Érotiquement intéressant

5 0 0
                                        

LOVANA

Nous déambulons depuis des heures dans les rues animées, entre les vitrines éclatantes et les conversations effervescentes qui résonnent autour de nous. Le bruit incessant des passants, des commerçants qui appellent à l'attention et des moteurs de voitures qui fendent l'air semblent effacer les pensées qui m'assaillent. Pourtant, malgré cette agitation extérieure, mon esprit s'échappe de plus en plus, englouti par un tourbillon de doutes et de préoccupations. Au lieu de me préparer à m'amuser comme je devrais, une voix intérieure, insidieuse, ne cesse de me répéter qu'il y a quelque chose de plus important à faire. Mais par où commencer ? Je n'ai pas de réponses. Aucune certitude. Tout semble flou, incertain. Mon regard glisse sur les gens, sur les choses, mais aucune image ne parvient à se fixer. Je me sens paralysée, prisonnière de mon propre esprit. Aucune décision à prendre, aucune initiative à saisir. C'est comme si le simple acte de choisir m'est devenu impossible. Moi, Lovana Darkoff, censée être une boxeuse accomplie, une athlète dévouée, je me sens vide. Cette vie qui m'a si longtemps guidée, cette discipline de fer que je m'imposais.Il ne reste plus rien de la femme que j'ai été. Plus de passion. Plus de détermination. Juste une version pâle et floue de moi-même, à peine reconnaissable, qui erre sans but.

Avant, chaque matin était une promesse : celle de repousser mes limites, de m'améliorer, d'être meilleure que la veille. L'entraînement était mon ancrage, mon échappatoire. Il m'a fallu sacrifier tant de choses pour être la meilleure, pour prouver que j'étais faite pour ça, que ma place était sur le ring. Mais aujourd'hui... je ne sais plus qui je suis. Il n'y a plus cette étincelle qui fait de moi une combattante. Aujourd'hui, pourtant, je me retrouve à sourire bêtement, à découvrir des fossettes que je ne savais même pas avoir, comme si j'étais redevenue une enfant. Une enfant qui n'a pourtant jamais existé. Je me demande alors : quelle version de moi déplaît le plus ? Celle qui se perd dans des rêves futiles, qui laisse son esprit vagabonder au gré de ses envies, ou celle qui, après tant de sacrifices, était prête à tout pour atteindre son but, sans compromis, sans faiblir ? J'aimerais pouvoir fusionner ces deux facettes, mais est-ce seulement possible ? Et si je le fais, ne risquais-je pas de perdre tout ce qui fait de moi une guerrière, cette personne que j'ai été ?

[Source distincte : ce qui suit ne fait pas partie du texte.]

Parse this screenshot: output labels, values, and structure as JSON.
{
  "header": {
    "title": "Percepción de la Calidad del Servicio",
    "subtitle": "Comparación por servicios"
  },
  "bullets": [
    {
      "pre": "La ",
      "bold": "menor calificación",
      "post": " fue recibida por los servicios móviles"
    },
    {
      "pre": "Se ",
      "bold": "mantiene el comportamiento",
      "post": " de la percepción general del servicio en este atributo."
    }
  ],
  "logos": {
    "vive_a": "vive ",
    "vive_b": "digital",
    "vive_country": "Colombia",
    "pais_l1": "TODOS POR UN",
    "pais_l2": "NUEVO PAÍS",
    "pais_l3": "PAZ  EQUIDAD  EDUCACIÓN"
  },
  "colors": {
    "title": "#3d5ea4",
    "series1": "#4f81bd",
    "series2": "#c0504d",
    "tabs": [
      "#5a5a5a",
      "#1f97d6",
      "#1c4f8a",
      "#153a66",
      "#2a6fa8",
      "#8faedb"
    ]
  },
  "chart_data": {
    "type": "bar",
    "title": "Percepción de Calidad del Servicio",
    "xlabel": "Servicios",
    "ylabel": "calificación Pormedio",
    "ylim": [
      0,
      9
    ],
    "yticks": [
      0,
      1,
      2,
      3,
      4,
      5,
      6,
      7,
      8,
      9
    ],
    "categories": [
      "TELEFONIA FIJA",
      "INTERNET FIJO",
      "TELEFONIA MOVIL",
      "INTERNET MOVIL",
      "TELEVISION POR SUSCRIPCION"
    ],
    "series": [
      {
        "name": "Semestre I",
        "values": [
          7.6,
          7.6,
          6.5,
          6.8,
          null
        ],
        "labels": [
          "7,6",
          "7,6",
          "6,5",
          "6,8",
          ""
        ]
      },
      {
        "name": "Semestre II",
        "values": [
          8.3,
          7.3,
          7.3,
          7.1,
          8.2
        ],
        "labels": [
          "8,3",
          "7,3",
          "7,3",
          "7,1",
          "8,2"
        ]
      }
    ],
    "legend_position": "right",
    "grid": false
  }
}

Le temps passe vite. Les heures défilent, emportant mes pensées avec elles. Et pourtant, Agostino n'est toujours pas là. Enfin, vers dix-neuf heures, après avoir fait toutes nos emplettes, nous prenons la route. Dans la voiture, les garçons se chamaillent bruyamment, leurs voix mêlées se percutent, lançant des paris absurdes les uns après les autres. Juana, quant à elle, s'est endormie sur mes cuisses, sa respiration régulière et tranquille contrastant avec l'agitation ambiante. Lorsque nous arrivons à destination, je n'ose pas la réveiller immédiatement. Nous restons là, jusqu'à ce que le moteur s'éteigne et que ses yeux s'ouvrent lentement. On se précipite pour nous préparer, suivant les instructions de Salvator : « Dans une heure, en bas, sinon on part sans vous. » Sous la douche, je m'active à toute vitesse, puis enfile une robe noire courte à dos échancré, avec des liens qui laissent deviner la peau. Je choisis des sandales à talons vert olive et les prends en main avant de plaquer mes longs cheveux en queue de cheval. Je suis prête avant l'heure. Juana finit de se préparer quelques instants après moi. Nous descendons précipitamment les escaliers.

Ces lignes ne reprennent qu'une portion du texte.